Il pubblico di Capo d’Orlando merita 10 per aver portato alla ribalta nazionale la vicenda del finanziere assassino della povera Lorena, mandato ai domiciliari in una comunità protetta con notizia tenuta segreta per sei mesi per evitare lo sputtanamento.
“Giustizia per Lorena” e “L’ennesima sentenza lo ha dimostrato, per lo Stato uccidere non è reato”. Il popolo paladino conosce pochissimo il Palagiustizia di Messina se non per la Corte d’Appello e la Corte d’Assise.

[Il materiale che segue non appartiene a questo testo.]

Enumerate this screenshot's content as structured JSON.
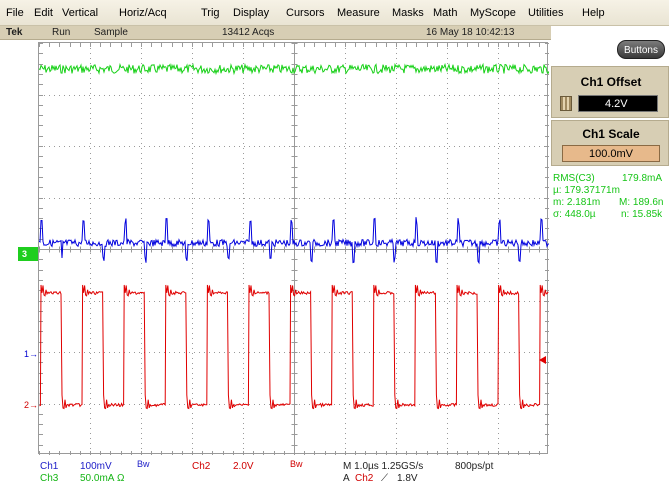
{
  "menu": {
    "items": [
      "File",
      "Edit",
      "Vertical",
      "Horiz/Acq",
      "Trig",
      "Display",
      "Cursors",
      "Measure",
      "Masks",
      "Math",
      "MyScope",
      "Utilities",
      "Help"
    ]
  },
  "status": {
    "brand": "Tek",
    "run_state": "Run",
    "acq_mode": "Sample",
    "acq_count": "13412 Acqs",
    "datetime": "16 May 18 10:42:13"
  },
  "panel": {
    "buttons_label": "Buttons",
    "offset_title": "Ch1 Offset",
    "offset_value": "4.2V",
    "scale_title": "Ch1 Scale",
    "scale_value": "100.0mV"
  },
  "measurements": {
    "name": "RMS(C3)",
    "value": "179.8mA",
    "mean": "µ: 179.37171m",
    "min": "m: 2.181m",
    "max": "M: 189.6n",
    "std": "σ: 448.0µ",
    "count": "n: 15.85k"
  },
  "markers": {
    "ch3": "3",
    "ch1": "1",
    "ch2": "2"
  },
  "readout": {
    "ch1_label": "Ch1",
    "ch1_scale": "100mV",
    "ch1_bw": "Bw",
    "ch2_label": "Ch2",
    "ch2_scale": "2.0V",
    "ch2_bw": "Bw",
    "ch3_label": "Ch3",
    "ch3_scale": "50.0mA",
    "ch3_unit": "Ω",
    "horiz": "M 1.0µs 1.25GS/s",
    "record": "800ps/pt",
    "trigger_a": "A",
    "trigger_src": "Ch2",
    "trigger_slope": "⟋",
    "trigger_level": "1.8V"
  },
  "colors": {
    "ch1": "#0000dd",
    "ch2": "#e00000",
    "ch3": "#16d016",
    "grid": "#9a9a9a"
  }
}
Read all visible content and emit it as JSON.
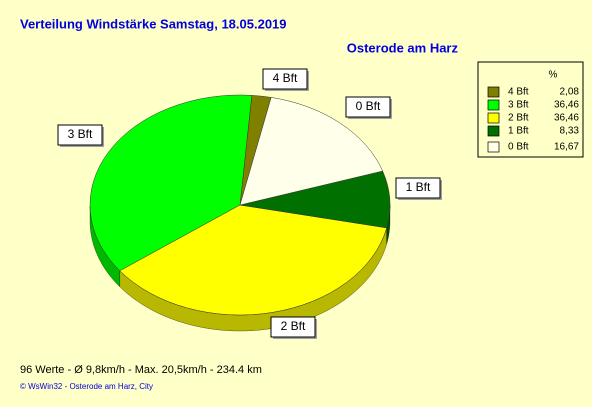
{
  "chart_data": {
    "type": "pie",
    "title": "Verteilung Windstärke  Samstag, 18.05.2019",
    "subtitle": "Osterode am Harz",
    "legend_header": "%",
    "categories": [
      "4 Bft",
      "3 Bft",
      "2 Bft",
      "1 Bft",
      "0 Bft"
    ],
    "values": [
      2.08,
      36.46,
      36.46,
      8.33,
      16.67
    ],
    "value_labels": [
      "2,08",
      "36,46",
      "36,46",
      "8,33",
      "16,67"
    ],
    "colors": [
      "#808000",
      "#00ff00",
      "#ffff00",
      "#007000",
      "#ffffea"
    ]
  },
  "footer": {
    "stats": "96 Werte   -   Ø 9,8km/h  -  Max. 20,5km/h   -   234.4 km",
    "credit": "© WsWin32  -  Osterode am Harz, City"
  }
}
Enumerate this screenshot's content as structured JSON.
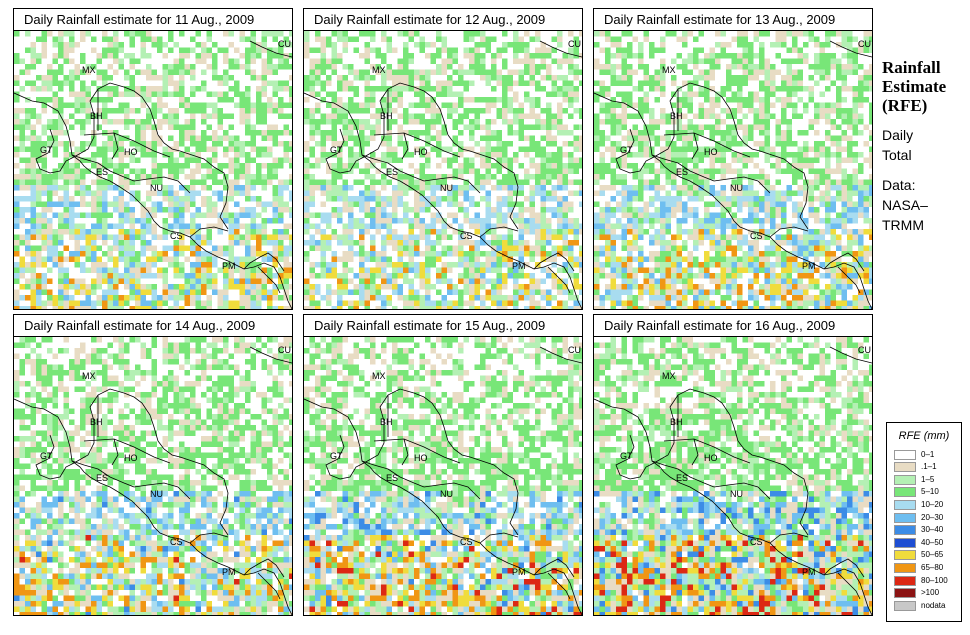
{
  "panels": [
    {
      "title": "Daily Rainfall estimate for  11 Aug., 2009",
      "intensity": 0.55,
      "seed": 11
    },
    {
      "title": "Daily Rainfall estimate for  12 Aug., 2009",
      "intensity": 0.45,
      "seed": 12
    },
    {
      "title": "Daily Rainfall estimate for  13 Aug., 2009",
      "intensity": 0.6,
      "seed": 13
    },
    {
      "title": "Daily Rainfall estimate for  14 Aug., 2009",
      "intensity": 0.7,
      "seed": 14
    },
    {
      "title": "Daily Rainfall estimate for  15 Aug., 2009",
      "intensity": 0.8,
      "seed": 15
    },
    {
      "title": "Daily Rainfall estimate for  16 Aug., 2009",
      "intensity": 0.95,
      "seed": 16
    }
  ],
  "map_labels": [
    "CU",
    "MX",
    "BH",
    "GT",
    "HO",
    "ES",
    "NU",
    "CS",
    "PM"
  ],
  "sidebar": {
    "title_line1": "Rainfall",
    "title_line2": "Estimate",
    "title_line3": "(RFE)",
    "daily_line1": "Daily",
    "daily_line2": "Total",
    "data_line1": "Data:",
    "data_line2": "NASA–",
    "data_line3": "TRMM"
  },
  "legend": {
    "title": "RFE (mm)",
    "items": [
      {
        "label": "0–1",
        "color": "#ffffff"
      },
      {
        "label": ".1–1",
        "color": "#e8dcc4"
      },
      {
        "label": "1–5",
        "color": "#b4f0b4"
      },
      {
        "label": "5–10",
        "color": "#78e678"
      },
      {
        "label": "10–20",
        "color": "#a8dcf0"
      },
      {
        "label": "20–30",
        "color": "#6ebef0"
      },
      {
        "label": "30–40",
        "color": "#3c8ce6"
      },
      {
        "label": "40–50",
        "color": "#1e4ed2"
      },
      {
        "label": "50–65",
        "color": "#f0dc3c"
      },
      {
        "label": "65–80",
        "color": "#f09614"
      },
      {
        "label": "80–100",
        "color": "#dc2814"
      },
      {
        "label": ">100",
        "color": "#8c1414"
      },
      {
        "label": "nodata",
        "color": "#c8c8c8"
      }
    ]
  }
}
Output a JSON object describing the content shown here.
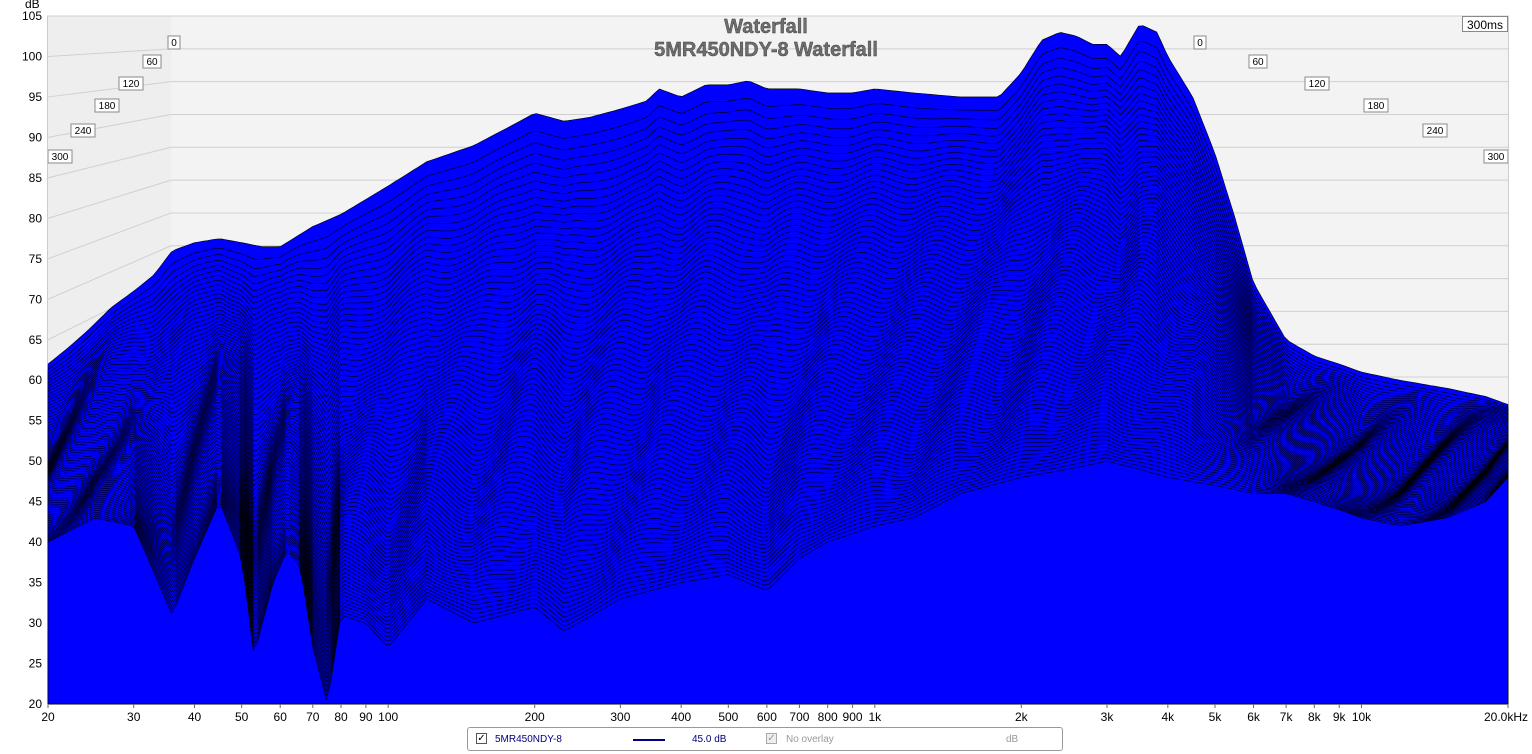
{
  "window": {
    "title": "Waterfall",
    "subtitle": "5MR450NDY-8 Waterfall",
    "time_range_label": "300ms"
  },
  "legend": {
    "series_name": "5MR450NDY-8",
    "series_checked": true,
    "series_level": "45.0 dB",
    "series_color": "#000080",
    "overlay_label": "No overlay",
    "overlay_checked": true,
    "overlay_unit": "dB"
  },
  "colors": {
    "surface": "#0000ff",
    "edge": "#000000",
    "grid": "#d0d0d0",
    "wall": "#eeeeee"
  },
  "chart_data": {
    "type": "area",
    "title": "Waterfall",
    "subtitle": "5MR450NDY-8 Waterfall",
    "ylabel": "dB",
    "xlabel": "",
    "x_scale": "log",
    "xlim": [
      20,
      20000
    ],
    "ylim": [
      20,
      105
    ],
    "y_ticks": [
      105,
      100,
      95,
      90,
      85,
      80,
      75,
      70,
      65,
      60,
      55,
      50,
      45,
      40,
      35,
      30,
      25,
      20
    ],
    "x_ticks": [
      {
        "value": 20,
        "label": "20"
      },
      {
        "value": 30,
        "label": "30"
      },
      {
        "value": 40,
        "label": "40"
      },
      {
        "value": 50,
        "label": "50"
      },
      {
        "value": 60,
        "label": "60"
      },
      {
        "value": 70,
        "label": "70"
      },
      {
        "value": 80,
        "label": "80"
      },
      {
        "value": 90,
        "label": "90"
      },
      {
        "value": 100,
        "label": "100"
      },
      {
        "value": 200,
        "label": "200"
      },
      {
        "value": 300,
        "label": "300"
      },
      {
        "value": 400,
        "label": "400"
      },
      {
        "value": 500,
        "label": "500"
      },
      {
        "value": 600,
        "label": "600"
      },
      {
        "value": 700,
        "label": "700"
      },
      {
        "value": 800,
        "label": "800"
      },
      {
        "value": 900,
        "label": "900"
      },
      {
        "value": 1000,
        "label": "1k"
      },
      {
        "value": 2000,
        "label": "2k"
      },
      {
        "value": 3000,
        "label": "3k"
      },
      {
        "value": 4000,
        "label": "4k"
      },
      {
        "value": 5000,
        "label": "5k"
      },
      {
        "value": 6000,
        "label": "6k"
      },
      {
        "value": 7000,
        "label": "7k"
      },
      {
        "value": 8000,
        "label": "8k"
      },
      {
        "value": 9000,
        "label": "9k"
      },
      {
        "value": 10000,
        "label": "10k"
      },
      {
        "value": 20000,
        "label": "20.0kHz"
      }
    ],
    "time_axis_ms": [
      "0",
      "60",
      "120",
      "180",
      "240",
      "300"
    ],
    "series": [
      {
        "name": "5MR450NDY-8",
        "time_ms": 0,
        "x": [
          20,
          22,
          24,
          27,
          30,
          33,
          36,
          40,
          45,
          50,
          55,
          60,
          70,
          80,
          100,
          120,
          150,
          180,
          200,
          230,
          260,
          300,
          340,
          360,
          400,
          450,
          500,
          550,
          600,
          650,
          700,
          800,
          900,
          1000,
          1200,
          1500,
          1800,
          2000,
          2200,
          2400,
          2600,
          2800,
          3000,
          3200,
          3500,
          3800,
          4000,
          4500,
          5000,
          5500,
          6000,
          7000,
          8000,
          9000,
          10000,
          12000,
          15000,
          18000,
          20000
        ],
        "values": [
          62,
          64,
          66,
          69,
          71,
          73,
          76,
          77,
          77.5,
          77,
          76.5,
          76.5,
          79,
          80.5,
          84,
          87,
          89,
          91.5,
          93,
          92,
          92.5,
          93.5,
          94.5,
          96,
          95,
          96.5,
          96.5,
          97,
          96,
          96,
          96,
          95.5,
          95.5,
          96,
          95.5,
          95,
          95,
          98,
          102,
          103,
          102.5,
          101.5,
          101.5,
          100,
          104,
          103,
          100,
          95,
          88,
          80,
          72,
          65,
          63,
          62,
          61,
          60,
          59,
          58,
          57
        ]
      },
      {
        "name": "5MR450NDY-8",
        "time_ms": 300,
        "x": [
          20,
          25,
          30,
          36,
          40,
          45,
          50,
          53,
          58,
          62,
          66,
          70,
          75,
          80,
          90,
          100,
          120,
          150,
          200,
          230,
          300,
          400,
          500,
          600,
          700,
          800,
          1000,
          1200,
          1500,
          2000,
          2500,
          3000,
          3500,
          4000,
          5000,
          6000,
          7000,
          8000,
          9000,
          10000,
          12000,
          15000,
          18000,
          20000
        ],
        "values": [
          40,
          43,
          42,
          31,
          38,
          45,
          38,
          26,
          35,
          39,
          37,
          27,
          20,
          31,
          30,
          27,
          33,
          30,
          32,
          29,
          33,
          35,
          36,
          34,
          38,
          40,
          42,
          43,
          46,
          48,
          49,
          50,
          49,
          48,
          47,
          46,
          46,
          45,
          44,
          43,
          42,
          43,
          45,
          48
        ]
      }
    ]
  }
}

Scopre che è un porcaio solo quando la giustizia la si rincorre in secondo grado dopo la pronunzia di Patti,tribunale di competenza. Neppure ricorda quel disperato che perse un bimbo in carrozzina e che tentò il suicidio- dalla balaustra interna del tribunale- dopo che il giudice d’appello fissò al 2019 l’udienza risarcitoria contro la Zurich Assicurazioni.
Ovviamente, non sa di un presidente di Corte d’Appello che tentò di sfuggire a un pappa a Maregrosso e finì in quel monumento all’illegalità che era ed è l’ospedale Piemonte: bene, l’episodio è stato intestato a un giovane romeno, il verbale del 118 è stato mangiato da un topo e l’intervento operatorio sul giudice, oggi pensionato di lusso, non è rintracciabile perché “azzerato” dai computer del Piemonte.
E ci sarebbero centinaia e centinaia di episodi etichettabili come applicazione del codice peloritano, alternativa a quello vigente in Italia. Adesso tocca a Capo d’Orlando tener vivo il ricordo di Lorena. E, magari, anche a Pina Cassaniti Mastrojeni, presidentessa dell’Associazione Familiari Vittime della Strada.